The first group of letters concerned the recent court decision about California’s teacher tenure laws.
It’s amazing how often this happens! The very first letter the Times chose to print seemed to misstate the ruling:
LETTER TO THE NEW YORK TIMES: Re “Judge Rejects Teacher Tenure” (front page, June 11):From that letter, a reader might think that Judge Treu ruled that the state of California has to “get rid of teacher tenure”—has to “jettison tenure.”
Of all the muddle-headedness that passes for serious education policy these days, the least thought through is, to me, the idea that getting rid of teacher tenure will improve the education of public-school children.
Let’s say, as Judge Rolf M. Treu of Los Angeles Superior Court wrote in his decision about tenure, that many inner-city California schools are afflicted with bad teachers. This can best be explained by one of two reasons:
The first is that school administrators, the ones who grant tenure, can’t tell an incompetent teacher from a good one. How will handing more power to bad managers result in better decision-making and education?
The converse reason is that the administrators are good, but that the available teachers from which they have to choose is so poor that they must settle. In that case, how will jettisoning tenure—one of the few perks that teaching can offer that other professions available to highly qualified people can’t—do anything but further dilute the talent pool?
Treu didn’t issue that ruling. That said, it’s amazing how often the Times does this—highlights a letter which flatly misstates the basic facts of some matter.
But wait a minute, you might complain! What about the headline on that front page report? “Judge Rejects Teacher Tenure!”

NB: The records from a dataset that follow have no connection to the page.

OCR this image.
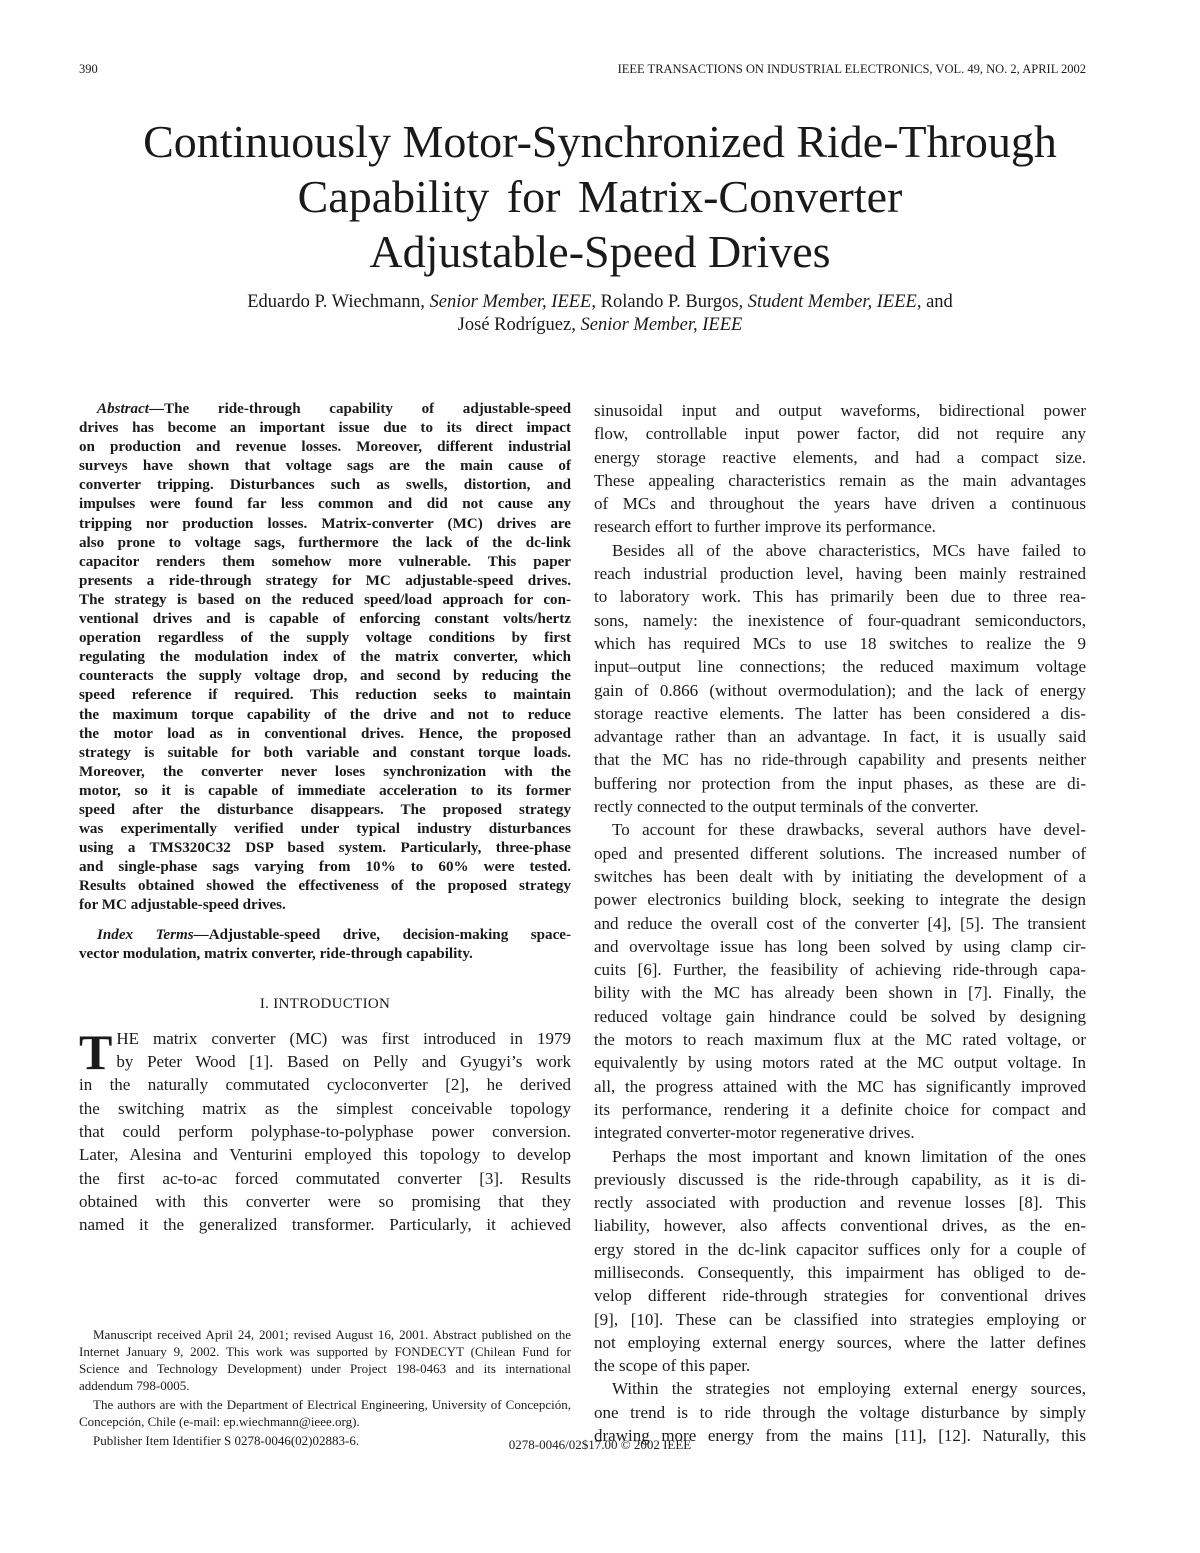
390	IEEE TRANSACTIONS ON INDUSTRIAL ELECTRONICS, VOL. 49, NO. 2, APRIL 2002
Continuously Motor-Synchronized Ride-Through
Capability for Matrix-Converter
Adjustable-Speed Drives
Eduardo P. Wiechmann, Senior Member, IEEE, Rolando P. Burgos, Student Member, IEEE, and
José Rodríguez, Senior Member, IEEE
Abstract—The ride-through capability of adjustable-speed
drives has become an important issue due to its direct impact
on production and revenue losses. Moreover, different industrial
surveys have shown that voltage sags are the main cause of
converter tripping. Disturbances such as swells, distortion, and
impulses were found far less common and did not cause any
tripping nor production losses. Matrix-converter (MC) drives are
also prone to voltage sags, furthermore the lack of the dc-link
capacitor renders them somehow more vulnerable. This paper
presents a ride-through strategy for MC adjustable-speed drives.
The strategy is based on the reduced speed/load approach for con-
ventional drives and is capable of enforcing constant volts/hertz
operation regardless of the supply voltage conditions by first
regulating the modulation index of the matrix converter, which
counteracts the supply voltage drop, and second by reducing the
speed reference if required. This reduction seeks to maintain
the maximum torque capability of the drive and not to reduce
the motor load as in conventional drives. Hence, the proposed
strategy is suitable for both variable and constant torque loads.
Moreover, the converter never loses synchronization with the
motor, so it is capable of immediate acceleration to its former
speed after the disturbance disappears. The proposed strategy
was experimentally verified under typical industry disturbances
using a TMS320C32 DSP based system. Particularly, three-phase
and single-phase sags varying from 10% to 60% were tested.
Results obtained showed the effectiveness of the proposed strategy
for MC adjustable-speed drives.
Index Terms—Adjustable-speed drive, decision-making space-
vector modulation, matrix converter, ride-through capability.
I. INTRODUCTION
T HE matrix converter (MC) was first introduced in 1979
by Peter Wood [1]. Based on Pelly and Gyugyi’s work
in the naturally commutated cycloconverter [2], he derived
the switching matrix as the simplest conceivable topology
that could perform polyphase-to-polyphase power conversion.
Later, Alesina and Venturini employed this topology to develop
the first ac-to-ac forced commutated converter [3]. Results
obtained with this converter were so promising that they
named it the generalized transformer. Particularly, it achieved
Manuscript received April 24, 2001; revised August 16, 2001. Abstract published on the Internet January 9, 2002. This work was supported by FONDECYT (Chilean Fund for Science and Technology Development) under Project 198-0463 and its international addendum 798-0005.
The authors are with the Department of Electrical Engineering, University of Concepción, Concepción, Chile (e-mail: ep.wiechmann@ieee.org).
Publisher Item Identifier S 0278-0046(02)02883-6.
sinusoidal input and output waveforms, bidirectional power
flow, controllable input power factor, did not require any
energy storage reactive elements, and had a compact size.
These appealing characteristics remain as the main advantages
of MCs and throughout the years have driven a continuous
research effort to further improve its performance.
Besides all of the above characteristics, MCs have failed to
reach industrial production level, having been mainly restrained
to laboratory work. This has primarily been due to three rea-
sons, namely: the inexistence of four-quadrant semiconductors,
which has required MCs to use 18 switches to realize the 9
input–output line connections; the reduced maximum voltage
gain of 0.866 (without overmodulation); and the lack of energy
storage reactive elements. The latter has been considered a dis-
advantage rather than an advantage. In fact, it is usually said
that the MC has no ride-through capability and presents neither
buffering nor protection from the input phases, as these are di-
rectly connected to the output terminals of the converter.
To account for these drawbacks, several authors have devel-
oped and presented different solutions. The increased number of
switches has been dealt with by initiating the development of a
power electronics building block, seeking to integrate the design
and reduce the overall cost of the converter [4], [5]. The transient
and overvoltage issue has long been solved by using clamp cir-
cuits [6]. Further, the feasibility of achieving ride-through capa-
bility with the MC has already been shown in [7]. Finally, the
reduced voltage gain hindrance could be solved by designing
the motors to reach maximum flux at the MC rated voltage, or
equivalently by using motors rated at the MC output voltage. In
all, the progress attained with the MC has significantly improved
its performance, rendering it a definite choice for compact and
integrated converter-motor regenerative drives.
Perhaps the most important and known limitation of the ones
previously discussed is the ride-through capability, as it is di-
rectly associated with production and revenue losses [8]. This
liability, however, also affects conventional drives, as the en-
ergy stored in the dc-link capacitor suffices only for a couple of
milliseconds. Consequently, this impairment has obliged to de-
velop different ride-through strategies for conventional drives
[9], [10]. These can be classified into strategies employing or
not employing external energy sources, where the latter defines
the scope of this paper.
Within the strategies not employing external energy sources,
one trend is to ride through the voltage disturbance by simply
drawing more energy from the mains [11], [12]. Naturally, this
0278-0046/02$17.00 © 2002 IEEE
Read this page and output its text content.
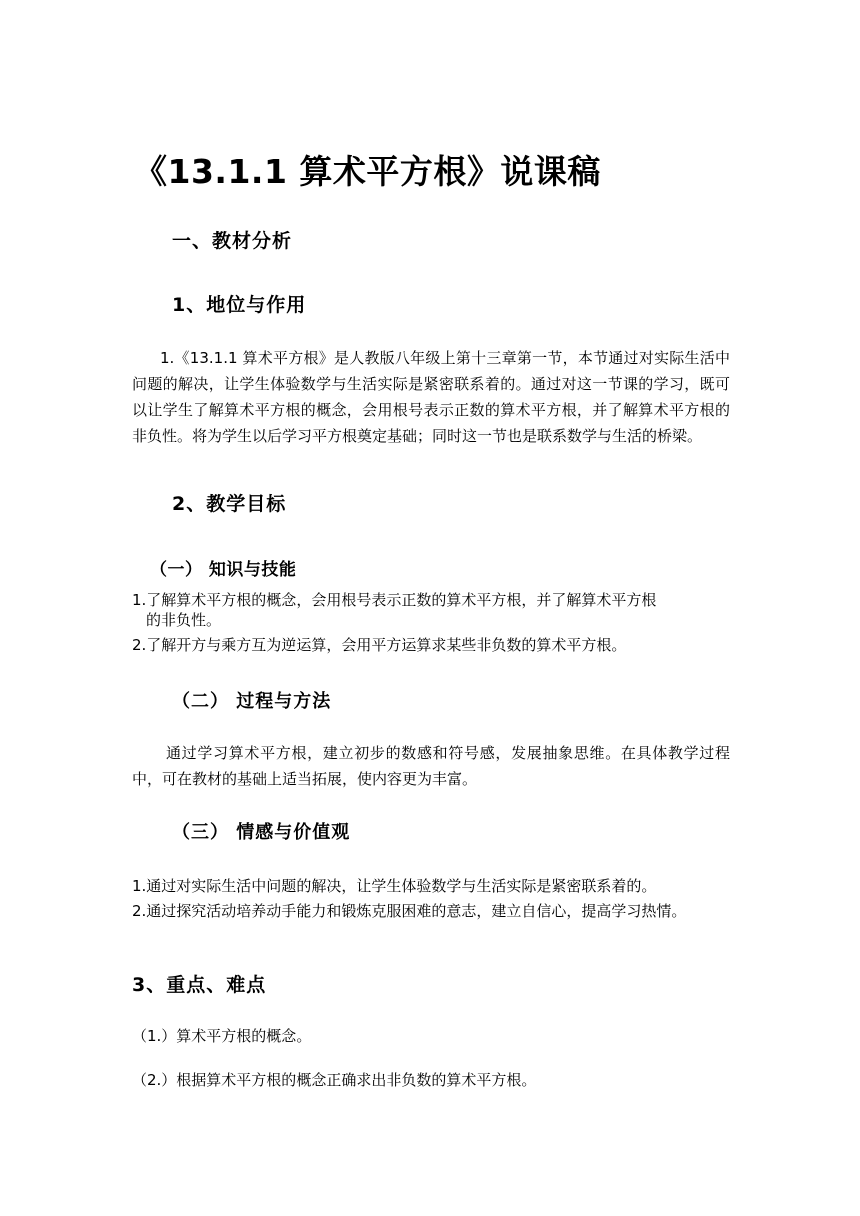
《13.1.1 算术平方根》说课稿
一、教材分析
1、地位与作用
1.《13.1.1 算术平方根》是人教版八年级上第十三章第一节，本节通过对实际生活中问题的解决，让学生体验数学与生活实际是紧密联系着的。通过对这一节课的学习，既可以让学生了解算术平方根的概念，会用根号表示正数的算术平方根，并了解算术平方根的非负性。将为学生以后学习平方根奠定基础；同时这一节也是联系数学与生活的桥梁。
2、教学目标
（一） 知识与技能
1.了解算术平方根的概念，会用根号表示正数的算术平方根，并了解算术平方根
的非负性。
2.了解开方与乘方互为逆运算，会用平方运算求某些非负数的算术平方根。
（二） 过程与方法
通过学习算术平方根，建立初步的数感和符号感，发展抽象思维。在具体教学过程中，可在教材的基础上适当拓展，使内容更为丰富。
（三） 情感与价值观
1.通过对实际生活中问题的解决，让学生体验数学与生活实际是紧密联系着的。
2.通过探究活动培养动手能力和锻炼克服困难的意志，建立自信心，提高学习热情。
3、重点、难点
（1.）算术平方根的概念。
（2.）根据算术平方根的概念正确求出非负数的算术平方根。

Sad but true! On June 11, the Times ran a front-page news report which appeared beneath a version of that headline. Even worse, Jennifer Medina’s first paragraph may well have conveyed the impression that the judge ruled that “teacher tenure laws” violate California's state constitution as a general matter.
Here's the way that news report currently appears on-line. In our own hard-copy Times, that same headline appears right at the top of the front page:
MEDINA (6/11/14): Judge Rejects Teacher Tenure for California“Judge Rejects Teacher Tenure for California?” Doesn’t that headline, and that first paragraph, seem to say that teacher tenure has been ruled unconstitutional—full stop?

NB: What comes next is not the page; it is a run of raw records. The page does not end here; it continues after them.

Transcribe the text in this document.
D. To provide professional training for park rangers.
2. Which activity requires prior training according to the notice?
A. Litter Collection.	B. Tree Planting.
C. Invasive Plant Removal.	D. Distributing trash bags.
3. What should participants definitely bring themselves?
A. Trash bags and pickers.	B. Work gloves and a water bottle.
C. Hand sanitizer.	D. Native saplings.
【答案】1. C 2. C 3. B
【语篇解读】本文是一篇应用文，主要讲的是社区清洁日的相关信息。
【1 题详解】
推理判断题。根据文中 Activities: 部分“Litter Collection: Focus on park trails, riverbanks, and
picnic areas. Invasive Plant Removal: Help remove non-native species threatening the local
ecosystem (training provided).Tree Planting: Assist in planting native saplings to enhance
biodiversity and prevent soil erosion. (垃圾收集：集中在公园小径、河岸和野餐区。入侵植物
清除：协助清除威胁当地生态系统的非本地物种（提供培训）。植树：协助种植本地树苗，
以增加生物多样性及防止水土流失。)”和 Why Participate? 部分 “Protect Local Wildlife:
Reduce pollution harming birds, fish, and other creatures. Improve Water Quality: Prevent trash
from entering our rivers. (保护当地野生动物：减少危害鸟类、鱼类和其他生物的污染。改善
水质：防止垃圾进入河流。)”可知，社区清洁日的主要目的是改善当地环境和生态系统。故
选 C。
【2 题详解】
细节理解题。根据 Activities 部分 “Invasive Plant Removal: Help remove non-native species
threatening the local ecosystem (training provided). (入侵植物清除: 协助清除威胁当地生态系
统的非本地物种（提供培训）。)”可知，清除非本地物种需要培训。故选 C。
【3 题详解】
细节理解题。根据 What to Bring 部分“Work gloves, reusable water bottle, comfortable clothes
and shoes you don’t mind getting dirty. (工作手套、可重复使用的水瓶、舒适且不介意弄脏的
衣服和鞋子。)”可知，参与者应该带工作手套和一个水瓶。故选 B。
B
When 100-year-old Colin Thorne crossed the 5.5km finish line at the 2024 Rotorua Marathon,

A California judge ruled Tuesday that teacher tenure laws deprived students of their right to an education under the State Constitution and violated their civil rights. The decision hands teachers’ unions a major defeat in a landmark case, one that could radically alter how California teachers are hired and fired and prompt challenges to tenure laws in other states.
That isn’t what the judge ruled. But that seems to be what the letter writer thought he read in last Wednesday’s Times. Six days later, the Times rushed his mistaken letter to the top of the letters page. For our money, a few other letters in that batch jumbled the basic facts too.

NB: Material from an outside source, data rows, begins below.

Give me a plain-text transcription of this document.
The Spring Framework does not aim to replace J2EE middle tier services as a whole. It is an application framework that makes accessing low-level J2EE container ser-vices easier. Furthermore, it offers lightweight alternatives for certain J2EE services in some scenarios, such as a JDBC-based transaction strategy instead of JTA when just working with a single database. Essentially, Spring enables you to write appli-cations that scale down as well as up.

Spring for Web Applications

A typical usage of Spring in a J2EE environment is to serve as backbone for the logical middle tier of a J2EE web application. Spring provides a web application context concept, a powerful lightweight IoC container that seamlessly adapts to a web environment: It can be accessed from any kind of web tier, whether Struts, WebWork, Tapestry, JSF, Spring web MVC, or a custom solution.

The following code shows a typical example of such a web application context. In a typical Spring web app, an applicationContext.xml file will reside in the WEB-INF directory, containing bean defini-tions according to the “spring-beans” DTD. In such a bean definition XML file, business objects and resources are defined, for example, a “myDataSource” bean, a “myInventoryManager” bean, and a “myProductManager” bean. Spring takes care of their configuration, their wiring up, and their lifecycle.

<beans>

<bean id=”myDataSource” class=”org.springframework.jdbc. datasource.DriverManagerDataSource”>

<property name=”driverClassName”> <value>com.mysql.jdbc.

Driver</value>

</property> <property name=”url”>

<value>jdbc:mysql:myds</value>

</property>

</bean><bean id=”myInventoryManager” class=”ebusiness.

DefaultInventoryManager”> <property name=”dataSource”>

The judge did not declare that teacher tenure is unconstitutional in California. He ruled that certain state laws are too extreme to pass constitutional muster.
His finding may be overturned on appeal. But not before our greatest newspaper has everyone confused!
This case, Vergara v. California, is named for two teen-aged plaintiffs, Beatriz Vergara, age 15, and her older sister, Elizabeth Vergara. The sisters are students at Cesar Chavez Learning Academy in Pacoima, a district in Los Angeles.
According to their testimony, the sisters both receive free lunch. They speak Spanish in the home.
They want to go to college.
In the 2000 census, about half the residents of Pacoima had been born in other countries. Eighty-six percent were Hispanic. Only 4.2 percent had four-year college degrees.
The Vergaras want to go to college. In their testimony, they describe the conduct of some of their teachers in the middle school grades.
We’ve watched their testimony on tape; we’re very glad we did. Our basic reaction was simple: “What have any of us ever done to deserve such beautiful, cheerful kids?” You might consider watching too.
The Vergara case is fascinating because of the way it’s been partisanized. For various reasons, we liberals are supposed to oppose the plaintiffs, who in this case happen to be beautiful, cheerful kids.
If you have a few minutes, you might consider watching their testimony. Next week, we’ll probably discuss some press reactions to this case. But that tape lets you marvel at the way the world just keeps producing beautiful, smiling kids.
We groaned when we read those letters this week. We were moved by what we saw from the next generation.
Baltimore’s full of great kids too. We see them every day of the week, but today we defer to Pacoima.